An international research team, led by the IPK Leibniz Institute, has unveiled a pangenome of barley, which includes long-read sequence assemblies from 76 wild and domesticated genomes, alongside short-read sequence data from 1,315 genotypes. According to a press release, this expanded catalogue of sequence variation reveals structurally complex loci that are abundant in gene copy number variation and play a role in controlling specific traits. The findings were published in the journal Nature.

Pangenomes are collections of annotated genome sequences of multiple individuals of a species. The structural variants uncovered by these datasets are a major asset to genetic analysis in crop plants.

A common concern among crop conservationists is dangerously reduced genetic diversity in cultivated plants. But crop evolution needs not be a unidirectional loss of diversity. 

“Our panel of 1,000 plant genetic resources and 315 elite varieties allowed us to compare pangenome complexity in the crop and its wild progenitor,” explains Dr. Murukarthick Jayakodi, joint first author of the study. “And we have shown that valuable diversity can arise after domestication.”

The recently published human draft pangenome highlighted the value of contiguous long-read sequences in interpreting large amounts of sequence data.

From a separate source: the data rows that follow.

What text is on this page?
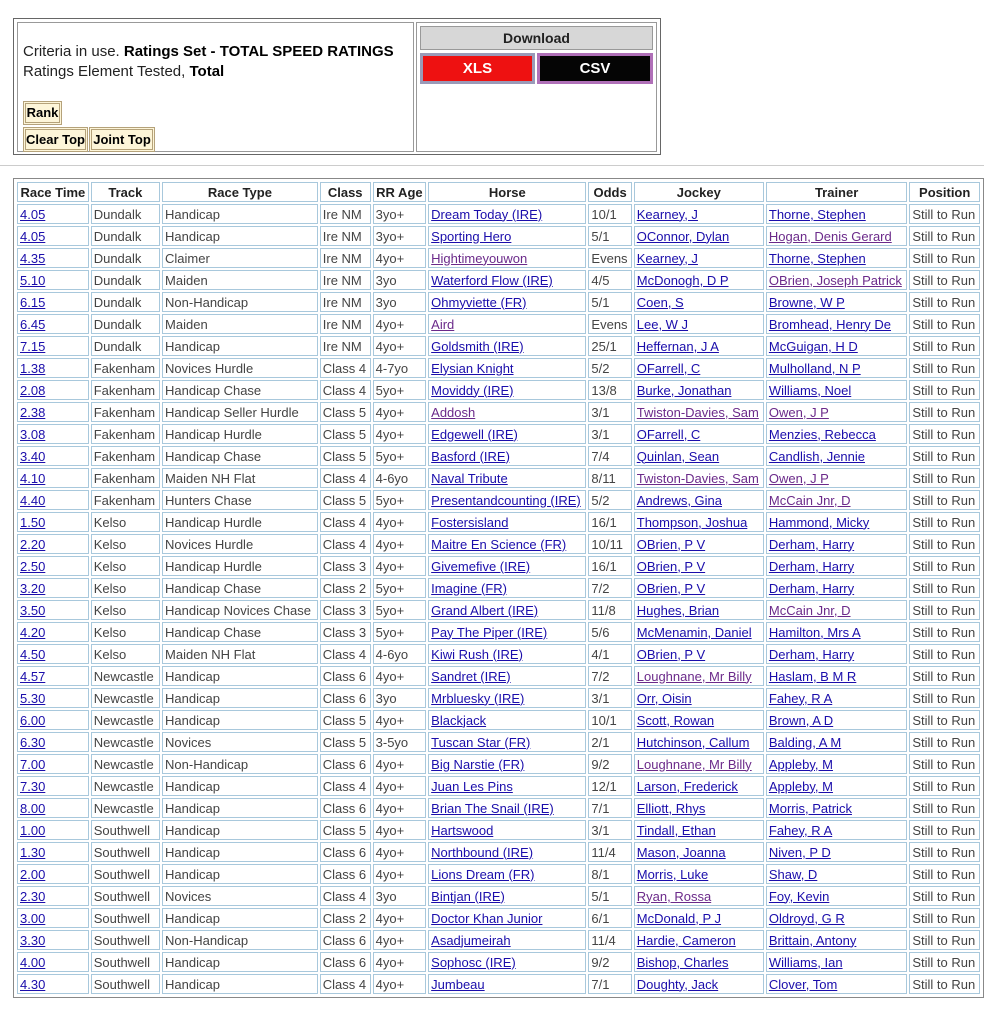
Criteria in use. Ratings Set - TOTAL SPEED RATINGS
Ratings Element Tested, Total
Rank
Clear Top Joint Top
Download
XLS	CSV
Race Time	Track	Race Type	Class	RR Age	Horse	Odds	Jockey	Trainer	Position
4.05	Dundalk	Handicap	Ire NM	3yo+	Dream Today (IRE)	10/1	Kearney, J	Thorne, Stephen	Still to Run
4.05	Dundalk	Handicap	Ire NM	3yo+	Sporting Hero	5/1	OConnor, Dylan	Hogan, Denis Gerard	Still to Run
4.35	Dundalk	Claimer	Ire NM	4yo+	Hightimeyouwon	Evens	Kearney, J	Thorne, Stephen	Still to Run
5.10	Dundalk	Maiden	Ire NM	3yo	Waterford Flow (IRE)	4/5	McDonogh, D P	OBrien, Joseph Patrick	Still to Run
6.15	Dundalk	Non-Handicap	Ire NM	3yo	Ohmyviette (FR)	5/1	Coen, S	Browne, W P	Still to Run
6.45	Dundalk	Maiden	Ire NM	4yo+	Aird	Evens	Lee, W J	Bromhead, Henry De	Still to Run
7.15	Dundalk	Handicap	Ire NM	4yo+	Goldsmith (IRE)	25/1	Heffernan, J A	McGuigan, H D	Still to Run
1.38	Fakenham	Novices Hurdle	Class 4	4-7yo	Elysian Knight	5/2	OFarrell, C	Mulholland, N P	Still to Run
2.08	Fakenham	Handicap Chase	Class 4	5yo+	Moviddy (IRE)	13/8	Burke, Jonathan	Williams, Noel	Still to Run
2.38	Fakenham	Handicap Seller Hurdle	Class 5	4yo+	Addosh	3/1	Twiston-Davies, Sam	Owen, J P	Still to Run
3.08	Fakenham	Handicap Hurdle	Class 5	4yo+	Edgewell (IRE)	3/1	OFarrell, C	Menzies, Rebecca	Still to Run
3.40	Fakenham	Handicap Chase	Class 5	5yo+	Basford (IRE)	7/4	Quinlan, Sean	Candlish, Jennie	Still to Run
4.10	Fakenham	Maiden NH Flat	Class 4	4-6yo	Naval Tribute	8/11	Twiston-Davies, Sam	Owen, J P	Still to Run
4.40	Fakenham	Hunters Chase	Class 5	5yo+	Presentandcounting (IRE)	5/2	Andrews, Gina	McCain Jnr, D	Still to Run
1.50	Kelso	Handicap Hurdle	Class 4	4yo+	Fostersisland	16/1	Thompson, Joshua	Hammond, Micky	Still to Run
2.20	Kelso	Novices Hurdle	Class 4	4yo+	Maitre En Science (FR)	10/11	OBrien, P V	Derham, Harry	Still to Run
2.50	Kelso	Handicap Hurdle	Class 3	4yo+	Givemefive (IRE)	16/1	OBrien, P V	Derham, Harry	Still to Run
3.20	Kelso	Handicap Chase	Class 2	5yo+	Imagine (FR)	7/2	OBrien, P V	Derham, Harry	Still to Run
3.50	Kelso	Handicap Novices Chase	Class 3	5yo+	Grand Albert (IRE)	11/8	Hughes, Brian	McCain Jnr, D	Still to Run
4.20	Kelso	Handicap Chase	Class 3	5yo+	Pay The Piper (IRE)	5/6	McMenamin, Daniel	Hamilton, Mrs A	Still to Run
4.50	Kelso	Maiden NH Flat	Class 4	4-6yo	Kiwi Rush (IRE)	4/1	OBrien, P V	Derham, Harry	Still to Run
4.57	Newcastle	Handicap	Class 6	4yo+	Sandret (IRE)	7/2	Loughnane, Mr Billy	Haslam, B M R	Still to Run
5.30	Newcastle	Handicap	Class 6	3yo	Mrbluesky (IRE)	3/1	Orr, Oisin	Fahey, R A	Still to Run
6.00	Newcastle	Handicap	Class 5	4yo+	Blackjack	10/1	Scott, Rowan	Brown, A D	Still to Run
6.30	Newcastle	Novices	Class 5	3-5yo	Tuscan Star (FR)	2/1	Hutchinson, Callum	Balding, A M	Still to Run
7.00	Newcastle	Non-Handicap	Class 6	4yo+	Big Narstie (FR)	9/2	Loughnane, Mr Billy	Appleby, M	Still to Run
7.30	Newcastle	Handicap	Class 4	4yo+	Juan Les Pins	12/1	Larson, Frederick	Appleby, M	Still to Run
8.00	Newcastle	Handicap	Class 6	4yo+	Brian The Snail (IRE)	7/1	Elliott, Rhys	Morris, Patrick	Still to Run
1.00	Southwell	Handicap	Class 5	4yo+	Hartswood	3/1	Tindall, Ethan	Fahey, R A	Still to Run
1.30	Southwell	Handicap	Class 6	4yo+	Northbound (IRE)	11/4	Mason, Joanna	Niven, P D	Still to Run
2.00	Southwell	Handicap	Class 6	4yo+	Lions Dream (FR)	8/1	Morris, Luke	Shaw, D	Still to Run
2.30	Southwell	Novices	Class 4	3yo	Bintjan (IRE)	5/1	Ryan, Rossa	Foy, Kevin	Still to Run
3.00	Southwell	Handicap	Class 2	4yo+	Doctor Khan Junior	6/1	McDonald, P J	Oldroyd, G R	Still to Run
3.30	Southwell	Non-Handicap	Class 6	4yo+	Asadjumeirah	11/4	Hardie, Cameron	Brittain, Antony	Still to Run
4.00	Southwell	Handicap	Class 6	4yo+	Sophosc (IRE)	9/2	Bishop, Charles	Williams, Ian	Still to Run
4.30	Southwell	Handicap	Class 4	4yo+	Jumbeau	7/1	Doughty, Jack	Clover, Tom	Still to Run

Similarly, the current study on the barley pangenome reveals new insights into crop evolution and breeding, showing how long-read sequences overcome the limitations of previous short-read assemblies, which failed to uncover important patterns. 

“We were able for the first time to study the evolution of structurally complex loci and detected 173 of them with nearly identical tandem repeats and genes,” explains Dr. Martin Mascher, head of IPK’s research group Domestication Genomics.

To demonstrate the utility of the pangenome, the researchers focused on a few loci — Mla, HvTB1, amy1_1, HvSRH1 — and the traits they control: disease resistance, plant architecture, starch mobilization and the hairiness of a rudimentary appendage to the grain. The release notes that taking a broader view of the environment as a set of exogeneous factors that drive natural selection, barley provides a fascinating, and economically important example.

Malting involves soaking barley grains to encourage sprouting, which activates enzymes that break down starch into fermentable sugars. The high-quality long-read pangenome is the only approach that revealed the copy-number variations and haplotype diversity within the starch-degrading alpha-amylase1_1 gene family, providing valuable insights for breeding. 

Barley is among the top five crops globally today. Its importance may increase in the future because barley tolerates harsh and marginal environments and can adapt to dry climates. Allelic diversity at structurally complex loci may help fulfill the needs of both farmers and breeders.

“More diverse crop pangenomes will help us understand how the counteracting forces of past domestication bottlenecks and newly arisen structural variants influence future crop improvement in changing climates,” says Prof. Dr. Nils Stein.

This study underscores the IPK’s role in crop and genebank genomics, particularly in genome sequencing and pangenome studies of barley, wheat, rye, oats, and their wild relatives. The barley pangenome project, involving 80 scientists from 12 countries, was initiated and coordinated by the IPK.